2. PKS jadi satu-satunya fraksi yang menolak UU IKN
Partai Keadilan Sejahtera atau PKS menjadi satu-satunya fraksi partai yang menolak pengesahan UU IKN dalam Rapat Paripurna ke-7 DPR RI. Alasan penolakan itu disampaikan PKS sebelumnya dalam keterangan tertulis yang diterima Tempo, Senin, 2 Oktober 2023. Politikus PKS Mardani Ali Sera mempersilakan Tempo mengutipnya.
PKS menilai regulasi HGU dan HGB ratusan tahun bertentangan dengan prinsip hak menguasai negara terhadap Bumi, Air, dan Ruang Angkasa serta prinsip kedaulatan rakyat di bidang ekonomi seperti yang diatur Pasal 33 UUD 1945. PKS juga melihat pemberian konsesi ini tanpa disertai mekanisme kontrol berupa pemberian sanksi dan pencabutan hak dan evaluasi yang jelas kepada pemegang HGU dan Hak Pakai.
“Hal ini jelas semakin menunjukkan keberpihakan pemerintah terhadap pemilik modal, memanjakan investor, dan abai terhadap kepentingan rakyat,” tulis PKS.
3. DPR sebut UU IKN untuk kepentingan anak bangsa
Pimpinan Komisi II DPR RI, Junimart Girsang, mengatakan revisi UU IKN untuk kepentingan anak bangsa.

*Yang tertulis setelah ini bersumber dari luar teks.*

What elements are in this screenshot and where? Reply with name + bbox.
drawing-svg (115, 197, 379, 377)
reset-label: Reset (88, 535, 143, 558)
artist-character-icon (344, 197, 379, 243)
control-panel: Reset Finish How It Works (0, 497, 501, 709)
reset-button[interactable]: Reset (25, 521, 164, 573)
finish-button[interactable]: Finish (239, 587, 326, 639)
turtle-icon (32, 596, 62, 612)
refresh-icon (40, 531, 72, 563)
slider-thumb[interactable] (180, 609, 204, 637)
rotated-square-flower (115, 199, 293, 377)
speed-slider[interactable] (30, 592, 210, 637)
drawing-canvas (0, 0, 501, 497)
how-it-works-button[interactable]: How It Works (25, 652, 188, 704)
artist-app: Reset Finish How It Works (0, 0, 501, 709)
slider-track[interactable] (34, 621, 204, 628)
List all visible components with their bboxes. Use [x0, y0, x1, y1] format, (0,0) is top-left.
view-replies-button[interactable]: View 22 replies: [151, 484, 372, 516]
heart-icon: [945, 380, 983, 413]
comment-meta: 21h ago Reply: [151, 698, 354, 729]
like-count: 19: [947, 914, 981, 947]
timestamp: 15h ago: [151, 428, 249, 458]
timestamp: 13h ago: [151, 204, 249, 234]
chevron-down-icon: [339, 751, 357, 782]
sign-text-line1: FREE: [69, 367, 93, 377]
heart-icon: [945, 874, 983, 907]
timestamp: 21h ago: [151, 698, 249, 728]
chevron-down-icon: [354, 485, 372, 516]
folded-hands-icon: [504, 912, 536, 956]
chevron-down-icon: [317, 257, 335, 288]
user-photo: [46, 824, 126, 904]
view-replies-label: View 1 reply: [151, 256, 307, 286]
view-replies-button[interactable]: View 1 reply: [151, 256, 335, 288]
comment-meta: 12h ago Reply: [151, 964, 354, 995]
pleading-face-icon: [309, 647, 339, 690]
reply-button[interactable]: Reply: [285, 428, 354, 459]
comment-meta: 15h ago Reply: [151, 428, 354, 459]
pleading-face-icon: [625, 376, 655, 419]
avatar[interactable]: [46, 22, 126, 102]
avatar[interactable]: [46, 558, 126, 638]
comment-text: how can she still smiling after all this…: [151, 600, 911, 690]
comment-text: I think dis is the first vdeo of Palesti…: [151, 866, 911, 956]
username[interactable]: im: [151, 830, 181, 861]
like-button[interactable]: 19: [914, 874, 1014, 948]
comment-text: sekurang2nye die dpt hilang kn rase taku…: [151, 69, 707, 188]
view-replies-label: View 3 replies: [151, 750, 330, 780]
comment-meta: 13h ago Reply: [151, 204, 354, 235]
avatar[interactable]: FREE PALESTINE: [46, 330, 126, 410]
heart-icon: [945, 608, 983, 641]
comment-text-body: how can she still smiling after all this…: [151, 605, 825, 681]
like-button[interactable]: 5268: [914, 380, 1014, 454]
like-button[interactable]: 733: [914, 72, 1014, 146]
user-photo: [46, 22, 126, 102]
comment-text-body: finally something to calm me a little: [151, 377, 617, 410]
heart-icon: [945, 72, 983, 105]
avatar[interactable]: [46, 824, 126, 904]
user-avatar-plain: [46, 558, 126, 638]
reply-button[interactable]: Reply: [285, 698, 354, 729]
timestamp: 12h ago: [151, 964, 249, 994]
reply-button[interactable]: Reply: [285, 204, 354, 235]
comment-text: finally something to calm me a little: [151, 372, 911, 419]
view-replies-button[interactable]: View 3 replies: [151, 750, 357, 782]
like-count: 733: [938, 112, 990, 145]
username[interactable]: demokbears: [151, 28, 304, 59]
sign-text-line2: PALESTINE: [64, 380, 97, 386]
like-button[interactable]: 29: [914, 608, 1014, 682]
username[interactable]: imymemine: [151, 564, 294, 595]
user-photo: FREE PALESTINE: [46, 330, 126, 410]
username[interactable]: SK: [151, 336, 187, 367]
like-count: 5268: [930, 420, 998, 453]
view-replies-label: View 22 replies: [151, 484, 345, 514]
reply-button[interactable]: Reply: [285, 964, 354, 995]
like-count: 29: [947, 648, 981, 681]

Tuduhan memberikan karpet merah kepada investor menurut Politikus PDIP itu tidak benar. Ketika ditanya anak bangsa siapa, Junimart mengatakan kita semua dan tidak ada yang dikorbankan.
“Tidak benar, ini untuk kepastian hukum anak bangsa,” kata Junimart kepada Tempo saat ditemui di Kompleks Parlemen, Senin, 2 Oktober 2023.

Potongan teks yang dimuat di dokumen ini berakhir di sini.